FIGURE 4Chronology analysis of the wounding-induced gene regulatory network: (A) various phases of wounding treatment induction. Differentially expressed genes were divided into four categories based on their annotation as a transcription factor or a structural gene and their expression patterns. The correlation matrix of gene expression between all pairs of time points was calculated by Pearson correlation and was further subjected to column clustering. Red and blue indicate high and low correlations, respectively. The time is in min. (B) Chronology chart of the wounding-induced gene regulatory network. The above part of the timeline represents the up-regulated phase, and the bottom part represents the down-regulated phase. The FDEGs in each phase were subjected to GO enrichment analysis. The waffle diagram shows the top 3 TF families in the gene set.

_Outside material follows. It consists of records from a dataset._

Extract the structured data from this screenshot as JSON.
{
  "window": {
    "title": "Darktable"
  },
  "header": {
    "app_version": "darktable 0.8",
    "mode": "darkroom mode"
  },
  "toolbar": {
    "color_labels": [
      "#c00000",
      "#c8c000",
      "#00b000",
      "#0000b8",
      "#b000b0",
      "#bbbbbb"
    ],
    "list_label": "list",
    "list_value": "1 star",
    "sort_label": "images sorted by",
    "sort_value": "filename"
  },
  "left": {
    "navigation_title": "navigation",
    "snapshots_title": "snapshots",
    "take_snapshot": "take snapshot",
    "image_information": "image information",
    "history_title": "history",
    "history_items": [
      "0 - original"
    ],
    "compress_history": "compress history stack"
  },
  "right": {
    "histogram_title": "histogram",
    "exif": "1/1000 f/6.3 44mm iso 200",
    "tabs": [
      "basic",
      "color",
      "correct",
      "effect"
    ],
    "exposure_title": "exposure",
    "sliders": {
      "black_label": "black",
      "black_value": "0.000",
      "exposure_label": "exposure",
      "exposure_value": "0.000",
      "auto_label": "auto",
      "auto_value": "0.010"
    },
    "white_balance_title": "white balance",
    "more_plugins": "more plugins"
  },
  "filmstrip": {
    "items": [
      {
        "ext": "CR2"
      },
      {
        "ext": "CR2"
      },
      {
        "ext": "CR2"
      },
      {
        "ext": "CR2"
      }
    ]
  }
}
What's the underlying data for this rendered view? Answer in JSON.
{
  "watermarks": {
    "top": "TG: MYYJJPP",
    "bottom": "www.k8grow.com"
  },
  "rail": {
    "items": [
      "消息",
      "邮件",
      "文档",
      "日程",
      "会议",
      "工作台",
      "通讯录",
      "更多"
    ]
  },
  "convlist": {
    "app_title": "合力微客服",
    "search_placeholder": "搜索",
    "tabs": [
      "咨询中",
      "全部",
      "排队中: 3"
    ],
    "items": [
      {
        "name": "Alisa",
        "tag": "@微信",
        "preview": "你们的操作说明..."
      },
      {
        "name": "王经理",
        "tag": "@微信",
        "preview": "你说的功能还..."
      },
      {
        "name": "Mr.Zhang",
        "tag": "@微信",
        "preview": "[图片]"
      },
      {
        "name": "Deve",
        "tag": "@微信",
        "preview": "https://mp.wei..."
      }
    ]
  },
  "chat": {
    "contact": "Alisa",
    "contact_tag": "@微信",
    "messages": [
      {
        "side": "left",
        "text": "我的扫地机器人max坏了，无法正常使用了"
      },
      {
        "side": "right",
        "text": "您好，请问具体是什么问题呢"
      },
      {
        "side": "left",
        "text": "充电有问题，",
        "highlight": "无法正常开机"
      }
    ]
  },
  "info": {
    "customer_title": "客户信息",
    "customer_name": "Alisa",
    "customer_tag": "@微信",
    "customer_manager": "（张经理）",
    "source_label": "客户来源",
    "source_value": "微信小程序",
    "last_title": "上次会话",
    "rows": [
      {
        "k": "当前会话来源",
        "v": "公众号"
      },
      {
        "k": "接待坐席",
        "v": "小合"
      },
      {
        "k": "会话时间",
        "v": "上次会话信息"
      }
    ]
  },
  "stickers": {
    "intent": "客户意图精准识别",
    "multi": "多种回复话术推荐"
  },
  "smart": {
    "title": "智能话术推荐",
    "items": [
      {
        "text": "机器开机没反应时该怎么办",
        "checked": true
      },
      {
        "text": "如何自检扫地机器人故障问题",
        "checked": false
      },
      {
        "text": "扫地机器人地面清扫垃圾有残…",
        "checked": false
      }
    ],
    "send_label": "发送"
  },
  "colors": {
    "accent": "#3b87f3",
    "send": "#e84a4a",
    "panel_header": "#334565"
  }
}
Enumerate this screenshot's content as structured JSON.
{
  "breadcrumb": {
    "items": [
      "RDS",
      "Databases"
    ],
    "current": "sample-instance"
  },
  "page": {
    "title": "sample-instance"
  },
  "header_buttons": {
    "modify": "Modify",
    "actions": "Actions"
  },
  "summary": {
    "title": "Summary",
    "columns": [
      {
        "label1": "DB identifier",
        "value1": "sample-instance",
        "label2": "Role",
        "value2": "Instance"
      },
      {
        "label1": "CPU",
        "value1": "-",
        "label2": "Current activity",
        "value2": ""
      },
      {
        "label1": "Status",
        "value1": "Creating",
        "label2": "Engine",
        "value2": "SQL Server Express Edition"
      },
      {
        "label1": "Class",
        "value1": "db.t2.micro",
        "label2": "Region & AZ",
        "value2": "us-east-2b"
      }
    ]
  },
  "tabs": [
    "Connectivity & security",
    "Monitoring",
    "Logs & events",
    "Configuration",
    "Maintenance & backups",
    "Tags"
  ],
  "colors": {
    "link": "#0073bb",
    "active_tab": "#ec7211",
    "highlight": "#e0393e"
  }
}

FIGURE 5Co-expression network of wounding-induced volatile formation. (A) Hierarchical clustering tree of DEGs based on WGCNA analysis. Each short black line (“leaf”) represents an individual gene. Different colored boxes below the hierarchical clustering tree represent genes with similar expression patterns, and these genes were clustered based on dissimilarity measures. Cut tree represents the cut height of the cluster tree; Merged dynamic represents further merge similar modules according to module eigengene. (B) Correlation heat map of four volatile substances and each module. Red and blue indicate high and low correlations, respectively. “*” indicates a significant correlation between the module and volatile substances (p < 0.05). The correlation value has been scaled. (C) Co-expression network diagram of candidate genes. The left side shows the TF-gene regulation network. When the weight value is greater than 0.5, we believe that there is a regulatory relationship between the candidate genes and TFs. The red dots represent the LOX, TSB, and TPS, respectively. The left side shows the KEGG undirected network diagram. The structural genes that have a potential relationship with candidate genes (weight value < 0.15) were chosen to construct a KEGG undirected network. The node size and color represents the number of genes enriched into the pathway. The larger purple node represents more genes in this pathway, and smaller yellow circles represent fewer genes.